The problem is that if the requested memory allocatio is bigger than fits into the Eden space, then the allocation is made directly in Old Gen which will fill up FAST needing very frequent Old Gen cleanup which is expensive as I told. That will make application ru even slower than with default GC.
The solution – increase the Eden space to reasonable size so that ALL allocations will happen there and elliminate the direct Old Gen allocations. Other hand try to keep the Eden space as small as possible because it is cleaned often and the smaller it is, the cheaper the cleanup.
One example from real life. I have Tomcat server that has 10GB RAM allocated to heap. Initially I enabled the CMS GC and it wasnt very fast. Discovered that 75% of alocations went directly to Old Gen which was sweeped very often. The default Eden Space size was 32MB. I initially increased it to 64MB, not much better. Then 128MB but still some allocations to Old Gen and the Eden Space was also collected too often – CPU load was too high. I increased the Eden space to 256MB and now I got the sweetspot. All allocations (except very eextreme Hibernate searches) are allocated in Eden Space, the collection happens around 50-75 times an hour and the Old Gen is very slowly increasing. The JVM analyses the situation int the Old Gen and actually analyses the rate of increase so even as I have 10GB available, the GC will kick in already around 2GB max 3GB level. On busy days, the Old Gen is collected 3 times an hour and on quieter days it is collected once an hour. Performance and app responsiveness is excellent.

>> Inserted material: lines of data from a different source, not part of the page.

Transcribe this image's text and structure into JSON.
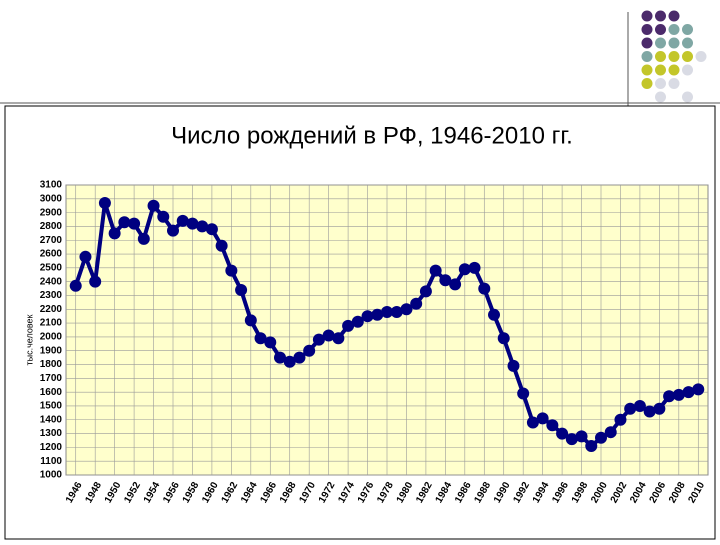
{
  "chart_data": {
    "type": "line",
    "title": "Число рождений в РФ, 1946-2010 гг.",
    "y_label": "тыс.человек",
    "x": [
      1946,
      1947,
      1948,
      1949,
      1950,
      1951,
      1952,
      1953,
      1954,
      1955,
      1956,
      1957,
      1958,
      1959,
      1960,
      1961,
      1962,
      1963,
      1964,
      1965,
      1966,
      1967,
      1968,
      1969,
      1970,
      1971,
      1972,
      1973,
      1974,
      1975,
      1976,
      1977,
      1978,
      1979,
      1980,
      1981,
      1982,
      1983,
      1984,
      1985,
      1986,
      1987,
      1988,
      1989,
      1990,
      1991,
      1992,
      1993,
      1994,
      1995,
      1996,
      1997,
      1998,
      1999,
      2000,
      2001,
      2002,
      2003,
      2004,
      2005,
      2006,
      2007,
      2008,
      2009,
      2010
    ],
    "series": [
      {
        "color": "#000080",
        "values": [
          2370,
          2580,
          2400,
          2970,
          2750,
          2830,
          2820,
          2710,
          2950,
          2870,
          2770,
          2840,
          2820,
          2800,
          2780,
          2660,
          2480,
          2340,
          2120,
          1990,
          1960,
          1850,
          1820,
          1850,
          1900,
          1980,
          2010,
          1990,
          2080,
          2110,
          2150,
          2160,
          2180,
          2180,
          2200,
          2240,
          2330,
          2480,
          2410,
          2380,
          2490,
          2500,
          2350,
          2160,
          1990,
          1790,
          1590,
          1380,
          1410,
          1360,
          1300,
          1260,
          1280,
          1210,
          1270,
          1310,
          1400,
          1480,
          1500,
          1460,
          1480,
          1570,
          1580,
          1600,
          1620
        ]
      }
    ],
    "xlim": [
      1945,
      2011
    ],
    "xticks": [
      1946,
      1948,
      1950,
      1952,
      1954,
      1956,
      1958,
      1960,
      1962,
      1964,
      1966,
      1968,
      1970,
      1972,
      1974,
      1976,
      1978,
      1980,
      1982,
      1984,
      1986,
      1988,
      1990,
      1992,
      1994,
      1996,
      1998,
      2000,
      2002,
      2004,
      2006,
      2008,
      2010
    ],
    "ylim": [
      1000,
      3100
    ],
    "yticks": [
      1000,
      1100,
      1200,
      1300,
      1400,
      1500,
      1600,
      1700,
      1800,
      1900,
      2000,
      2100,
      2200,
      2300,
      2400,
      2500,
      2600,
      2700,
      2800,
      2900,
      3000,
      3100
    ],
    "grid": true,
    "plot_background": "#ffffcc"
  }
}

Same app in the same server but with default Parallel GC had poor performance and was getting OutOfMemory errors with 6GB Heap. Now I don’t use more than 3GB Heap and have excellent speed.
So you need to understand the GC algorithms and options to make the right choice and tune it correctly.

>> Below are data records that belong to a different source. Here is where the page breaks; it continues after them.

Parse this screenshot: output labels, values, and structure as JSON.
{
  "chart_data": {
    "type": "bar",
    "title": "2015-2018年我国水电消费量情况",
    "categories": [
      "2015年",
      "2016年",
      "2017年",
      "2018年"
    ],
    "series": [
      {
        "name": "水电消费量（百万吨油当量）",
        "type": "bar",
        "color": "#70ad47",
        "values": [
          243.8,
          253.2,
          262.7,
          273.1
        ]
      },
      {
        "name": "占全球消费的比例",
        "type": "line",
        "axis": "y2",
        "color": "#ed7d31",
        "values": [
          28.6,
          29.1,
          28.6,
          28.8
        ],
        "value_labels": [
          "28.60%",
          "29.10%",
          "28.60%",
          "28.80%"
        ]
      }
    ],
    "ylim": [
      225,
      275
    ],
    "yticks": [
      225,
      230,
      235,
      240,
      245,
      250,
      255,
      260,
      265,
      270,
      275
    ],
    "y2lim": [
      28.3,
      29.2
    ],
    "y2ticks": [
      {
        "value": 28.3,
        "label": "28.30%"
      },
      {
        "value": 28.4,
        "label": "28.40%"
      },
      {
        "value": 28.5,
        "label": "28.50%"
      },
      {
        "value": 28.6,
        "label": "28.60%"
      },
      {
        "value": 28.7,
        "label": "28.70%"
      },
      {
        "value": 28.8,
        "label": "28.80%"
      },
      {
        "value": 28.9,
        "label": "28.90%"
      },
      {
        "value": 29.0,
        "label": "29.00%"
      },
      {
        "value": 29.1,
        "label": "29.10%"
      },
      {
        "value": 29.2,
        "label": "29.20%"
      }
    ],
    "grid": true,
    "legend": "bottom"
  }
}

This is the whitepaper where I got all my knowledge – pure gold:
http://java.sun.com/j2se/reference/whitepapers/memorymanagement_whi…
Edited 2012-09-07 15:16 UTC
Everyone please! There is no ONE solution that will always “win” under all conditions.
There’s nothing wrong with going with GC and there’s nothing wrong with managing memory oneself. I’ve been allocating my own objects for over a decade and it’s honestly not been much trouble, it’s second nature. I can see how inexperienced programmers often get in trouble with memory, but lets not exaggerate that all programmers are bad with managing objects. I can also see why some experienced programmers prefer GC and it’s not a case of laziness. They’re both valid options. Even the performance will vary on the specifics of the application, the benchmarks here will probably not apply directly anywhere else.
The best thing a programmer can do is to use the language that they are most comfortable with and best fits the task – don’t worry about what anyone else says about GC.